First of all, I'm not a cheerleader in the debate. But every time someone says cursor, there's always some knucklehead (or 50) who pounce with the obligatory 'cursors are evil' mantra. I know SQL-Server was optimized for set-based operations, and maybe cursors truly ARE evil incarnate, but if I wanted to put some objective thought behind that...
Here's where my mind is going:
Is the only difference between cursors and set operations one of performance?
Edit: There's been a good case made for it not being simply a matter of performance -- such as running a single batch over-and-over for a list of id's, or alternatively, executing actual SQL text stored in a table field row-by-row.
Follow-up: do cursors always perform worse?
- EDIT: @Martin shows a good case where Cursors out-perform set-based operations fairly dramatically.

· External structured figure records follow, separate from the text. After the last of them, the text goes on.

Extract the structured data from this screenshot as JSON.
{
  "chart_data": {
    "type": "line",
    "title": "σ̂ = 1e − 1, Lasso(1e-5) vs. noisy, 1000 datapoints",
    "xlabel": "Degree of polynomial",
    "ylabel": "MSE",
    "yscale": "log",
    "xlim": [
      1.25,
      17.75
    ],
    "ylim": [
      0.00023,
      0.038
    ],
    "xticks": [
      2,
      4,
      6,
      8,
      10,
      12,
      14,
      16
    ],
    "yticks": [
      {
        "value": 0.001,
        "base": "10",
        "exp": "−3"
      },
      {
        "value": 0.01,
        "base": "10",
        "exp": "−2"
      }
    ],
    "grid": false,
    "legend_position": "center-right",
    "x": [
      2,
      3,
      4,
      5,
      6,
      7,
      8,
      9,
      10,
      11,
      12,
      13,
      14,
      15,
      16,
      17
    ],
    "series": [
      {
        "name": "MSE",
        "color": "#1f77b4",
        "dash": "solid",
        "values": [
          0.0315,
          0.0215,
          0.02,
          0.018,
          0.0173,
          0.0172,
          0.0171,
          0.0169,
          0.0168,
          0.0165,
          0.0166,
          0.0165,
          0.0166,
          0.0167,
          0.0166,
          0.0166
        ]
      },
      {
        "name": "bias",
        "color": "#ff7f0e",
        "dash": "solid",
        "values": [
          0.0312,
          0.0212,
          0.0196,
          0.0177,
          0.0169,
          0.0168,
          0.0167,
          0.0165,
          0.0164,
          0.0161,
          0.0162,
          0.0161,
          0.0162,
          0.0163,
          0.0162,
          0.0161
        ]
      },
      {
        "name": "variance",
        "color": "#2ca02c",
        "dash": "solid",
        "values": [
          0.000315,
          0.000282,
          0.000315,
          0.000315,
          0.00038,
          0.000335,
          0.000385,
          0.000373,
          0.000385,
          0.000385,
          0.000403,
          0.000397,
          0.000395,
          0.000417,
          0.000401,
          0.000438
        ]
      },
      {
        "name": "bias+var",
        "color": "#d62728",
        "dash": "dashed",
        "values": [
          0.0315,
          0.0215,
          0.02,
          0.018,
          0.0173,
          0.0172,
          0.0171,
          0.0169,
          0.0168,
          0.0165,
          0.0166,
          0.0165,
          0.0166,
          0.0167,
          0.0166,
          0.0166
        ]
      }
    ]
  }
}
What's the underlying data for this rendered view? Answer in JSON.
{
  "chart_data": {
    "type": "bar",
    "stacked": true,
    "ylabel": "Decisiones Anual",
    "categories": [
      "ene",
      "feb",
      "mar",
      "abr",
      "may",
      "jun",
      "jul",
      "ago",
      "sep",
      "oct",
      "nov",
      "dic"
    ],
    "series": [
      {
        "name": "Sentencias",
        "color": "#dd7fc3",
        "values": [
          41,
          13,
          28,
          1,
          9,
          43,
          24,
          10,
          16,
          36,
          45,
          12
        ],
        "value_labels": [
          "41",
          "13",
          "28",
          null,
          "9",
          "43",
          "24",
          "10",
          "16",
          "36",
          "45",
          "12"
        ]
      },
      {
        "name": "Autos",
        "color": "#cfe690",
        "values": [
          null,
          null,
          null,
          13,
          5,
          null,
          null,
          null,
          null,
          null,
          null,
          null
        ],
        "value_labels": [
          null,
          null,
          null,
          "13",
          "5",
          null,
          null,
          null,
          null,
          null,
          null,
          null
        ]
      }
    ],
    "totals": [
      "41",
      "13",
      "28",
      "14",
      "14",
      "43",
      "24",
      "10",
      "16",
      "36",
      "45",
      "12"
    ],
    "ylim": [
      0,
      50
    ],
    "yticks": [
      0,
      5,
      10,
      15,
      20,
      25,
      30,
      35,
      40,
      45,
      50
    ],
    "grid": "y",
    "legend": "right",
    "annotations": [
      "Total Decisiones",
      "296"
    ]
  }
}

I suspect that this wouldn't be the kind of thing you'd do too often (before you resorted to some kind of OLAP / Data Warehouse kind of solution), but nonetheless, seems like a case where you really couldn't live without a cursor.
- reference to TPC benchmarks suggesting cursors may be more competitive than folks generally believe.
- reference to memory-usage optimizations for cursors since Sql-Server 2005
Are there any problems you can think of, that cursors are better suited to solve than set-based operations?
- EDIT: Set-based operations literally cannot
Execute
stored procedures, etc. (see edit for item 1 above). - EDIT: Set-based operations are exponentially slower than row-by-row when it comes to aggregating over large data sets.
- EDIT: Set-based operations literally cannot
- Article from MSDN explaining their perspective of the most common problems people resort to cursors for (and some explanation of set-based techniques that would work better.)
- Microsoft says (vaguely) in the 2008 Transact SQL Reference on MSDN: "...there are times when the results are best processed one row at a time", but the don't give any examples as to what cases they're referring to.
Mostly, I'm of a mind to convert cursors to set-based operations in my old code if/as I do any significant upgrades to various applications, as long as there's something to be gained from it. (I tend toward laziness over purity a lot of the time -- i.e., if it ain't broke, don't fix it.)